Redox hysteresis of super-Earth exoplanets from magma ocean circulation

TL;DR

This paper explores how magma ocean circulation influences redox reactions in super-Earth exoplanets, affecting core formation, atmospheric composition, and planetary evolution through turbulent diffusion and convective processes.

Contribution

It introduces a scaling analysis showing turbulent diffusion in magma oceans can entrain iron droplets, impacting core formation and redox state in super-Earths.

Findings

Turbulent diffusion can kinetically entrain liquid iron droplets.

Redox control is linked to planetary heat flow and size.

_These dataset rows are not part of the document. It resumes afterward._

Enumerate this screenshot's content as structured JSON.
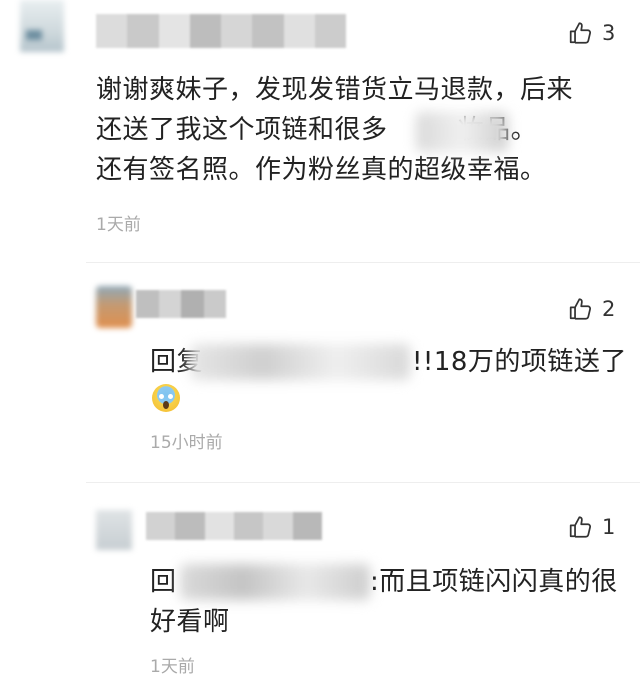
{
  "comments": [
    {
      "likes": "3",
      "body": "谢谢爽妹子，发现发错货立马退款，后来\n还送了我这个项链和很多        妆品。\n还有签名照。作为粉丝真的超级幸福。",
      "time": "1天前"
    },
    {
      "likes": "2",
      "body_prefix": "回复",
      "body": "!!18万的项链送了",
      "emoji": "face-screaming-in-fear",
      "time": "15小时前"
    },
    {
      "likes": "1",
      "body_prefix": "回",
      "body": ":而且项链闪闪真的很\n好看啊",
      "time": "1天前"
    }
  ],
  "icons": {
    "like": "thumbs-up-icon"
  },
  "colors": {
    "text": "#222222",
    "time": "#aaaaaa",
    "divider": "#eeeeee"
  }
}
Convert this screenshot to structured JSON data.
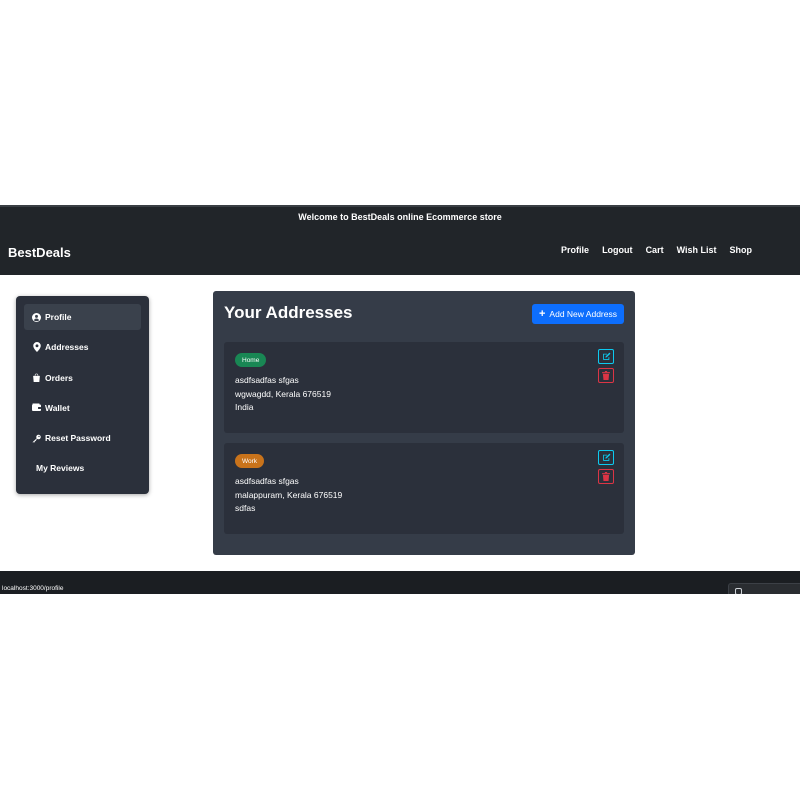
{
  "header": {
    "welcome": "Welcome to BestDeals online Ecommerce store",
    "brand": "BestDeals",
    "nav": [
      "Profile",
      "Logout",
      "Cart",
      "Wish List",
      "Shop"
    ]
  },
  "sidebar": {
    "items": [
      {
        "label": "Profile",
        "icon": "user-circle-icon",
        "active": true
      },
      {
        "label": "Addresses",
        "icon": "location-pin-icon"
      },
      {
        "label": "Orders",
        "icon": "shopping-bag-icon"
      },
      {
        "label": "Wallet",
        "icon": "wallet-icon"
      },
      {
        "label": "Reset Password",
        "icon": "key-icon"
      },
      {
        "label": "My Reviews",
        "icon": ""
      }
    ]
  },
  "main": {
    "title": "Your Addresses",
    "add_button": "Add New Address",
    "addresses": [
      {
        "type": "Home",
        "line1": "asdfsadfas sfgas",
        "line2": "wgwagdd, Kerala 676519",
        "line3": "India"
      },
      {
        "type": "Work",
        "line1": "asdfsadfas sfgas",
        "line2": "malappuram, Kerala 676519",
        "line3": "sdfas"
      }
    ]
  },
  "status_bar": {
    "url": "localhost:3000/profile"
  },
  "colors": {
    "navbar": "#212529",
    "panel": "#353c48",
    "card": "#2b303b",
    "primary": "#0d6efd",
    "home_badge": "#198754",
    "work_badge": "#c9731b",
    "edit": "#0dcaf0",
    "delete": "#dc3545"
  }
}
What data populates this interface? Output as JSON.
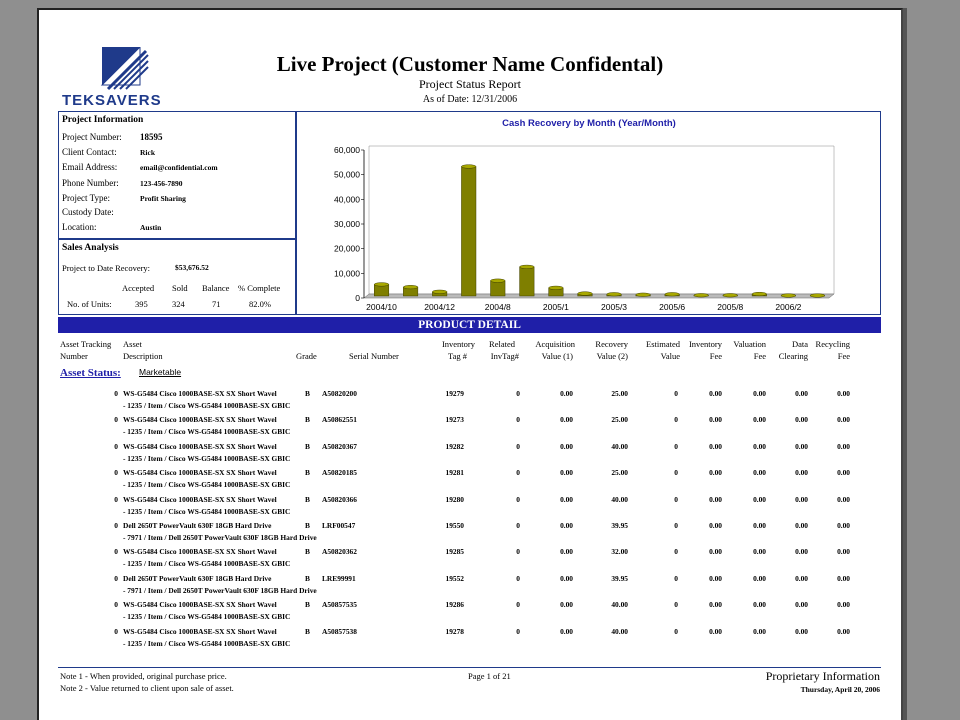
{
  "header": {
    "logo_text": "TEKSAVERS",
    "title": "Live Project (Customer Name Confidental)",
    "subtitle": "Project Status Report",
    "as_of": "As of Date: 12/31/2006"
  },
  "project_info": {
    "heading": "Project Information",
    "rows": [
      {
        "label": "Project Number:",
        "value": "18595"
      },
      {
        "label": "Client Contact:",
        "value": "Rick"
      },
      {
        "label": "Email Address:",
        "value": "email@confidential.com"
      },
      {
        "label": "Phone Number:",
        "value": "123-456-7890"
      },
      {
        "label": "Project Type:",
        "value": "Profit Sharing"
      },
      {
        "label": "Custody Date:",
        "value": ""
      },
      {
        "label": "Location:",
        "value": "Austin"
      }
    ]
  },
  "sales_analysis": {
    "heading": "Sales Analysis",
    "recovery_label": "Project to Date Recovery:",
    "recovery_value": "$53,676.52",
    "col_accepted": "Accepted",
    "col_sold": "Sold",
    "col_balance": "Balance",
    "col_complete": "% Complete",
    "units_label": "No. of Units:",
    "accepted": "395",
    "sold": "324",
    "balance": "71",
    "complete": "82.0%"
  },
  "chart_data": {
    "type": "bar",
    "title": "Cash Recovery by Month (Year/Month)",
    "xlabel": "",
    "ylabel": "",
    "ylim": [
      0,
      60000
    ],
    "yticks": [
      "0",
      "10,000",
      "20,000",
      "30,000",
      "40,000",
      "50,000",
      "60,000"
    ],
    "xtick_labels": [
      "2004/10",
      "2004/12",
      "2004/8",
      "2005/1",
      "2005/3",
      "2005/6",
      "2005/8",
      "2006/2"
    ],
    "values": [
      4700,
      3600,
      1700,
      52500,
      6200,
      11800,
      3300,
      1000,
      700,
      500,
      700,
      300,
      300,
      800,
      200,
      200
    ],
    "bar_color": "#7f7f00",
    "grid": false,
    "legend": "none"
  },
  "product_detail": {
    "band": "PRODUCT DETAIL",
    "headers": {
      "h1a": "Asset Tracking",
      "h1b": "Number",
      "h2a": "Asset",
      "h2b": "Description",
      "h3": "Grade",
      "h4": "Serial Number",
      "h5a": "Inventory",
      "h5b": "Tag #",
      "h6a": "Related",
      "h6b": "InvTag#",
      "h7a": "Acquisition",
      "h7b": "Value (1)",
      "h8a": "Recovery",
      "h8b": "Value (2)",
      "h9a": "Estimated",
      "h9b": "Value",
      "h10a": "Inventory",
      "h10b": "Fee",
      "h11a": "Valuation",
      "h11b": "Fee",
      "h12a": "Data",
      "h12b": "Clearing",
      "h13a": "Recycling",
      "h13b": "Fee"
    },
    "asset_status_label": "Asset Status:",
    "asset_status_value": "Marketable",
    "items": [
      {
        "num": "0",
        "desc": "WS-G5484 Cisco 1000BASE-SX SX Short Wavel",
        "sub": "- 1235 / Item / Cisco WS-G5484 1000BASE-SX GBIC",
        "grade": "B",
        "serial": "A50820200",
        "tag": "19279",
        "rel": "0",
        "acq": "0.00",
        "rec": "25.00",
        "est": "0",
        "inv": "0.00",
        "valf": "0.00",
        "data": "0.00",
        "recy": "0.00"
      },
      {
        "num": "0",
        "desc": "WS-G5484 Cisco 1000BASE-SX SX Short Wavel",
        "sub": "- 1235 / Item / Cisco WS-G5484 1000BASE-SX GBIC",
        "grade": "B",
        "serial": "A50862551",
        "tag": "19273",
        "rel": "0",
        "acq": "0.00",
        "rec": "25.00",
        "est": "0",
        "inv": "0.00",
        "valf": "0.00",
        "data": "0.00",
        "recy": "0.00"
      },
      {
        "num": "0",
        "desc": "WS-G5484 Cisco 1000BASE-SX SX Short Wavel",
        "sub": "- 1235 / Item / Cisco WS-G5484 1000BASE-SX GBIC",
        "grade": "B",
        "serial": "A50820367",
        "tag": "19282",
        "rel": "0",
        "acq": "0.00",
        "rec": "40.00",
        "est": "0",
        "inv": "0.00",
        "valf": "0.00",
        "data": "0.00",
        "recy": "0.00"
      },
      {
        "num": "0",
        "desc": "WS-G5484 Cisco 1000BASE-SX SX Short Wavel",
        "sub": "- 1235 / Item / Cisco WS-G5484 1000BASE-SX GBIC",
        "grade": "B",
        "serial": "A50820185",
        "tag": "19281",
        "rel": "0",
        "acq": "0.00",
        "rec": "25.00",
        "est": "0",
        "inv": "0.00",
        "valf": "0.00",
        "data": "0.00",
        "recy": "0.00"
      },
      {
        "num": "0",
        "desc": "WS-G5484 Cisco 1000BASE-SX SX Short Wavel",
        "sub": "- 1235 / Item / Cisco WS-G5484 1000BASE-SX GBIC",
        "grade": "B",
        "serial": "A50820366",
        "tag": "19280",
        "rel": "0",
        "acq": "0.00",
        "rec": "40.00",
        "est": "0",
        "inv": "0.00",
        "valf": "0.00",
        "data": "0.00",
        "recy": "0.00"
      },
      {
        "num": "0",
        "desc": "Dell 2650T PowerVault 630F 18GB Hard Drive",
        "sub": "- 7971 / Item / Dell 2650T PowerVault 630F 18GB Hard Drive",
        "grade": "B",
        "serial": "LRF00547",
        "tag": "19550",
        "rel": "0",
        "acq": "0.00",
        "rec": "39.95",
        "est": "0",
        "inv": "0.00",
        "valf": "0.00",
        "data": "0.00",
        "recy": "0.00"
      },
      {
        "num": "0",
        "desc": "WS-G5484 Cisco 1000BASE-SX SX Short Wavel",
        "sub": "- 1235 / Item / Cisco WS-G5484 1000BASE-SX GBIC",
        "grade": "B",
        "serial": "A50820362",
        "tag": "19285",
        "rel": "0",
        "acq": "0.00",
        "rec": "32.00",
        "est": "0",
        "inv": "0.00",
        "valf": "0.00",
        "data": "0.00",
        "recy": "0.00"
      },
      {
        "num": "0",
        "desc": "Dell 2650T PowerVault 630F 18GB Hard Drive",
        "sub": "- 7971 / Item / Dell 2650T PowerVault 630F 18GB Hard Drive",
        "grade": "B",
        "serial": "LRE99991",
        "tag": "19552",
        "rel": "0",
        "acq": "0.00",
        "rec": "39.95",
        "est": "0",
        "inv": "0.00",
        "valf": "0.00",
        "data": "0.00",
        "recy": "0.00"
      },
      {
        "num": "0",
        "desc": "WS-G5484 Cisco 1000BASE-SX SX Short Wavel",
        "sub": "- 1235 / Item / Cisco WS-G5484 1000BASE-SX GBIC",
        "grade": "B",
        "serial": "A50857535",
        "tag": "19286",
        "rel": "0",
        "acq": "0.00",
        "rec": "40.00",
        "est": "0",
        "inv": "0.00",
        "valf": "0.00",
        "data": "0.00",
        "recy": "0.00"
      },
      {
        "num": "0",
        "desc": "WS-G5484 Cisco 1000BASE-SX SX Short Wavel",
        "sub": "- 1235 / Item / Cisco WS-G5484 1000BASE-SX GBIC",
        "grade": "B",
        "serial": "A50857538",
        "tag": "19278",
        "rel": "0",
        "acq": "0.00",
        "rec": "40.00",
        "est": "0",
        "inv": "0.00",
        "valf": "0.00",
        "data": "0.00",
        "recy": "0.00"
      }
    ]
  },
  "footer": {
    "note1": "Note 1 - When provided, original purchase price.",
    "note2": "Note 2 - Value returned to client upon sale of asset.",
    "page": "Page 1 of 21",
    "proprietary": "Proprietary Information",
    "date": "Thursday, April 20, 2006"
  },
  "colors": {
    "accent": "#1f1fa8",
    "border": "#1f3a8a",
    "bar": "#7f7f00"
  }
}
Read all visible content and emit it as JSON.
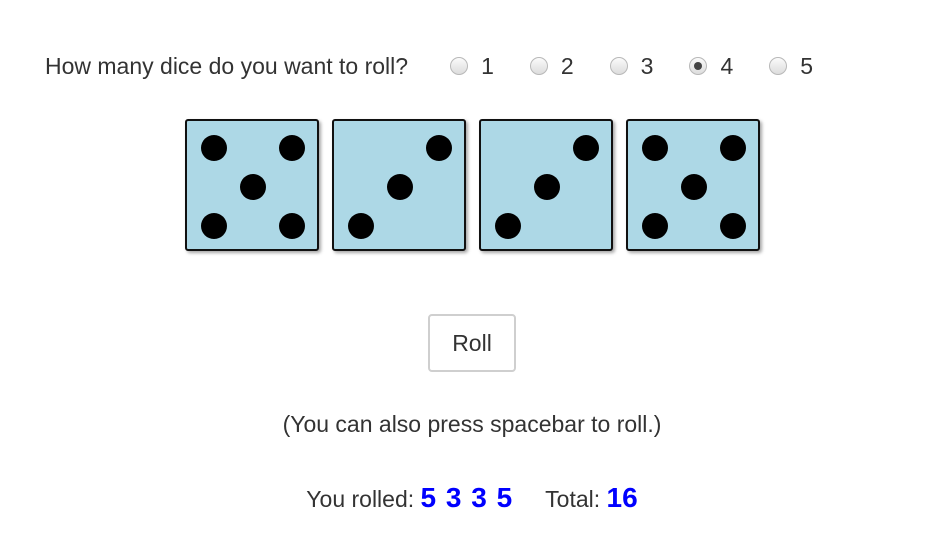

Magneto-chemical memory of accretion history may be retained.

Abstract

Internal redox reactions may irreversibly alter the mantle composition and volatile inventory of terrestrial and super-Earth exoplanets and affect the prospects for atmospheric observations. The global efficacy of these mechanisms, however, hinges on the transfer of reduced iron from the molten silicate mantle to the metal core. Scaling analysis indicates that turbulent diffusion in the internal magma oceans of sub-Neptunes can kinetically entrain liquid iron droplets and quench core formation. This suggests that the chemical equilibration between core, mantle, and atmosphere may be energetically limited by convective overturn in the magma flow. Hence, molten super-Earths possibly retain a compositional memory of their accretion path. Redox control by magma ocean circulation is positively correlated with planetary heat flow, internal gravity, and planet size. The presence and speciation of remanent atmospheres, surface mineralogy, and core mass fraction of atmosphere-stripped exoplanets may thus constrain magma ocean dynamics.